The plaintiffs in the litigation, including the Louisiana State Conference of the NAACP, argue that the current map violates a section of the federal Voting Rights Act and that the state needs to have a second majority-Black congressional district to be in compliance with that act.

On Saturday, the plaintiffs appealed to the U.S. Supreme Court, arguing that the Fifth Circuit’s action could compromise the timeline to enact a new congressional map.

“The right of all Americans to equal voting power is a central pillar of our democracy and for too long Black Louisianans have been excluded from the democratic process,” Sarah Brannon, managing attorney of the ACLU’s Voting Rights Project, said in a prepared statement. “We won’t allow procedural delays or other tactics to hamper the fight for an equitable and lawful map for all Louisianans.”

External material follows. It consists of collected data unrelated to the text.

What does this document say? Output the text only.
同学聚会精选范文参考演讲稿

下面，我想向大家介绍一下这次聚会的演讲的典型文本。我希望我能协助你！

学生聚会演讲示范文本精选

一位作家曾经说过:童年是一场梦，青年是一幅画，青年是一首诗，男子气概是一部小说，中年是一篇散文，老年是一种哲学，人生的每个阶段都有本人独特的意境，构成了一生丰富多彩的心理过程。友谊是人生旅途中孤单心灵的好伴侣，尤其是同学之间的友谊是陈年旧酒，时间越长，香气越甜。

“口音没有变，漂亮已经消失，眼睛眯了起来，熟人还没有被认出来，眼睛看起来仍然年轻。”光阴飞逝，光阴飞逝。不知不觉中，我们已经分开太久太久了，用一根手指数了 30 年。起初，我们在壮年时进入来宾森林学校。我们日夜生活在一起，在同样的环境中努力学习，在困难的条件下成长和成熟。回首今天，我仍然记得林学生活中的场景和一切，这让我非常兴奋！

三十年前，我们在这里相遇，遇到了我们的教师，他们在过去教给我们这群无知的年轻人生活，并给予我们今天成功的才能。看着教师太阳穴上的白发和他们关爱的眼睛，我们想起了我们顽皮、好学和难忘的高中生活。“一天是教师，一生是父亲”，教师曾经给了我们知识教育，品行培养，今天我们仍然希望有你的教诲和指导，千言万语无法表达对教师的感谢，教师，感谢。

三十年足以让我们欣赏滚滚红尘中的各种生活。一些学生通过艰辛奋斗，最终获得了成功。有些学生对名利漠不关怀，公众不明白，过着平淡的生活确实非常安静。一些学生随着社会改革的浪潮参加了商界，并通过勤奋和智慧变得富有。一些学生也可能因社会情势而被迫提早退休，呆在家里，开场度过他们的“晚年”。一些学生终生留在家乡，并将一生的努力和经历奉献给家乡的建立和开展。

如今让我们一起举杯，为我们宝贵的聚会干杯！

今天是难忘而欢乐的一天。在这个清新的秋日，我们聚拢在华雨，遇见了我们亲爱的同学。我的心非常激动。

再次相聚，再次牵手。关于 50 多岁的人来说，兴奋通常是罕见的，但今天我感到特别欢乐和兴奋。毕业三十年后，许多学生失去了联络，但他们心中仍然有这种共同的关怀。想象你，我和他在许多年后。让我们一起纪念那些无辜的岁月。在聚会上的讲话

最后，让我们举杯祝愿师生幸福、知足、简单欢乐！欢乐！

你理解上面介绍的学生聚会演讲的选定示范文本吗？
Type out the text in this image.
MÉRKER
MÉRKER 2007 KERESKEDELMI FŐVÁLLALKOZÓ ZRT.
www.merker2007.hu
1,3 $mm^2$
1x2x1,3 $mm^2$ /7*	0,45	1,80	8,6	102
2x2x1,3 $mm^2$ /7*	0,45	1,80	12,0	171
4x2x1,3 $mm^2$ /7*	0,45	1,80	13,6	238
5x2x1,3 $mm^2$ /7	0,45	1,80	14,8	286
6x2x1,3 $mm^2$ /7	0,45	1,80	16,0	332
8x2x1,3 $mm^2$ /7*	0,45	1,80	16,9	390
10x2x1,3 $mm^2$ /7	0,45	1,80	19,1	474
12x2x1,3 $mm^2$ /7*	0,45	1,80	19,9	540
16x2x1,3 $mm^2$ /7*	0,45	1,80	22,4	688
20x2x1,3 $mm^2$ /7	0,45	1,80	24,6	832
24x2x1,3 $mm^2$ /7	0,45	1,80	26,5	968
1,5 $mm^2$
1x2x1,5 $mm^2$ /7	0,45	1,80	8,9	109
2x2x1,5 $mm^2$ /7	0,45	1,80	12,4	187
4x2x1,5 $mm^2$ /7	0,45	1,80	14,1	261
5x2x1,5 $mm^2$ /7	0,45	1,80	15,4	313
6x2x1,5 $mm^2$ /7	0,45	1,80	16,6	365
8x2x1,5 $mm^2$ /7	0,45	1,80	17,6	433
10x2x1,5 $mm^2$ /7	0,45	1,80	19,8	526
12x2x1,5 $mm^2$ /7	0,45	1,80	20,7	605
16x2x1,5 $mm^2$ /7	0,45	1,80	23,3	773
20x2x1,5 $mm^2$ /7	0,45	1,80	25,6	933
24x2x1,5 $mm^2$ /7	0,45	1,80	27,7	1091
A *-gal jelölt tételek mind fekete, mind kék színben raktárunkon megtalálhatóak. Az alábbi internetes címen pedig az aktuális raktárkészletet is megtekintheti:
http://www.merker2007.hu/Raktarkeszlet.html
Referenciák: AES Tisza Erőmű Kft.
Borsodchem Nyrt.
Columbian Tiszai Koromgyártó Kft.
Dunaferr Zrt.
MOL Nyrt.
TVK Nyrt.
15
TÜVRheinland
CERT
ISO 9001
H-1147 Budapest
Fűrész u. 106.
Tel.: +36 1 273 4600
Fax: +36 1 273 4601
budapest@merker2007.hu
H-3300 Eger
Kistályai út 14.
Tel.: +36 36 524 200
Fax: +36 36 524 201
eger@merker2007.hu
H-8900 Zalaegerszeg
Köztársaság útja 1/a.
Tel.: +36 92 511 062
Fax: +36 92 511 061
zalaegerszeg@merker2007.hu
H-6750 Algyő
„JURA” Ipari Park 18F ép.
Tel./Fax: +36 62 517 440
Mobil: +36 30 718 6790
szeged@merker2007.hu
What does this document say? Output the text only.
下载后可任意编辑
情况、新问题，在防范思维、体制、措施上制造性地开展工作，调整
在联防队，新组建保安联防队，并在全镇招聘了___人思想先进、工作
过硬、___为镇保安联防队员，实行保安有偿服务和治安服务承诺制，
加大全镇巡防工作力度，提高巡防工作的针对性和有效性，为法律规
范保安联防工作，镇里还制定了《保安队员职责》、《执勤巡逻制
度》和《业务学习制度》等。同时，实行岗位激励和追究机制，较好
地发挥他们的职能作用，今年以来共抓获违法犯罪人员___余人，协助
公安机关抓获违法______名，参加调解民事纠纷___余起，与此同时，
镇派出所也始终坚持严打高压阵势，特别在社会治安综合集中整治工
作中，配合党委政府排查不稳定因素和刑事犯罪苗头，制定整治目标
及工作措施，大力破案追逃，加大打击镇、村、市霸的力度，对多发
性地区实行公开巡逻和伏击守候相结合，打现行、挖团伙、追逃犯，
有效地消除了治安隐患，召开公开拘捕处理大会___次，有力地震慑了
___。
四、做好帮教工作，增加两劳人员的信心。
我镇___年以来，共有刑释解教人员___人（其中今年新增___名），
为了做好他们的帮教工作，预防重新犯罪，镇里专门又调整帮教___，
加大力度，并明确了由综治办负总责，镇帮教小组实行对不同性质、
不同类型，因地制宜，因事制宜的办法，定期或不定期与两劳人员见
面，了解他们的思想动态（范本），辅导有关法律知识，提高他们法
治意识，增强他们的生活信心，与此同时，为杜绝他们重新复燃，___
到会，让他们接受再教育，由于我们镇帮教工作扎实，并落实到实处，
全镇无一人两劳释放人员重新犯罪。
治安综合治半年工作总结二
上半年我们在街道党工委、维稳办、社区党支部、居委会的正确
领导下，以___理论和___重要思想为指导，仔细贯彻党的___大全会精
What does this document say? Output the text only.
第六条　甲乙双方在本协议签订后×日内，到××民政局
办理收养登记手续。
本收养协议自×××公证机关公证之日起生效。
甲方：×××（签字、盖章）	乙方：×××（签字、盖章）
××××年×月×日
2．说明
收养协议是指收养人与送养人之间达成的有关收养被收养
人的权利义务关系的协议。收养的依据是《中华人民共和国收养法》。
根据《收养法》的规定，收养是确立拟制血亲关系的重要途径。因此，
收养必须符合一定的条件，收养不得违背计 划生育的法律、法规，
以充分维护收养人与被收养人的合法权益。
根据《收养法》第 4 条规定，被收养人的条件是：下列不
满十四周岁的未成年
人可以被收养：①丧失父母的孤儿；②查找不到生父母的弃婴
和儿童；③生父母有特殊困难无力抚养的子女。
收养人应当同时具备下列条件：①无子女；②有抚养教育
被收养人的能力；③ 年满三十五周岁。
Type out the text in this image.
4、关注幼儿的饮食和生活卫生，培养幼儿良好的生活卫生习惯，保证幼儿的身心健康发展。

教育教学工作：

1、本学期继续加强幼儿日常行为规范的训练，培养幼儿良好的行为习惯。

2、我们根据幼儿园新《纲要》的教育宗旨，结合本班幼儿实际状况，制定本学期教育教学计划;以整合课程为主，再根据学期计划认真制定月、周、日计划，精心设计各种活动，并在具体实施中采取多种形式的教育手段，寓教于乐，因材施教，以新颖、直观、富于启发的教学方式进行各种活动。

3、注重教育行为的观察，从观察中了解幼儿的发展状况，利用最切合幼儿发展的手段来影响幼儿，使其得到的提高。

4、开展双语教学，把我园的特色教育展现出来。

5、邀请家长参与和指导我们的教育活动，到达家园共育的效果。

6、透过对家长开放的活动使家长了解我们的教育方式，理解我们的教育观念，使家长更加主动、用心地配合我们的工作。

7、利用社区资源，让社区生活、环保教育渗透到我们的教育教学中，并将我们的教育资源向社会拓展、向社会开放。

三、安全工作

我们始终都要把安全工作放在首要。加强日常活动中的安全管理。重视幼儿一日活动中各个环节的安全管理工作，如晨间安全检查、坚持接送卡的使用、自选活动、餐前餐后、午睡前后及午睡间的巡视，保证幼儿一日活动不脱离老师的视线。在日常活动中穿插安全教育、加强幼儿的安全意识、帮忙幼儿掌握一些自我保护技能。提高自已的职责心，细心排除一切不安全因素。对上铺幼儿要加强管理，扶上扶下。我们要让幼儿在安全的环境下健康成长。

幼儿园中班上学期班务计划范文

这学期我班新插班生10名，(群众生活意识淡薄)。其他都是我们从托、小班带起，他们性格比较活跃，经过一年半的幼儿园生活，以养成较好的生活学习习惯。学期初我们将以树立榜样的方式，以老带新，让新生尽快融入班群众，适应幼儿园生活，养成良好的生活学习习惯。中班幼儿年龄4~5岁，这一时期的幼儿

A spokesman for the NAACP’s Legal Defense Fund told the Louisiana Record that there is still adequate time to come up with a new map prior to next year’s midterm elections.

“We fully expect to have a map with two majority-Black districts in place by the 2024 election,” Jared Evans, the LDF’s senior policy counsel, said in an email.

The litigation, Robinson v. Ardoin, which accused state officials of putting in place a racially gerrymandered congressional map, was originally filed in March of last year. The U.S. Supreme Court put the lawsuit on hold, however, until it decided a similar case involving redistricting in Alabama, Alabama v. Milligan. The latter case was decided in June, with the court concluding that the plaintiffs were likely to prevail on their claim that Alabama’s congressional map also violated Section 2 of the Voting Rights Act.

In the Fifth Circuit decision, a three-judge panel voted 2-1 to cancel this week’s hearings that had been scheduled by Judge Shelly Dick of the Western District of Louisiana. Judge Stephen Higginson dissented from his colleagues’ views.

“There is no support for the assertion that the hearing, lasting for three days at the beginning of October, is mutually exclusive with progression to a full-merits trial,” Higginson wrote. “The state can also, of course, appeal any remedial plan that the hearing produces.”

He also noted that the Fifth Circuit has previously assured district judges that they have “broad discretion and inherent authority” in docket-scheduling decisions.

“The district court exercised that discretion when the Supreme Court lifted its stay after a year,” Higginson said.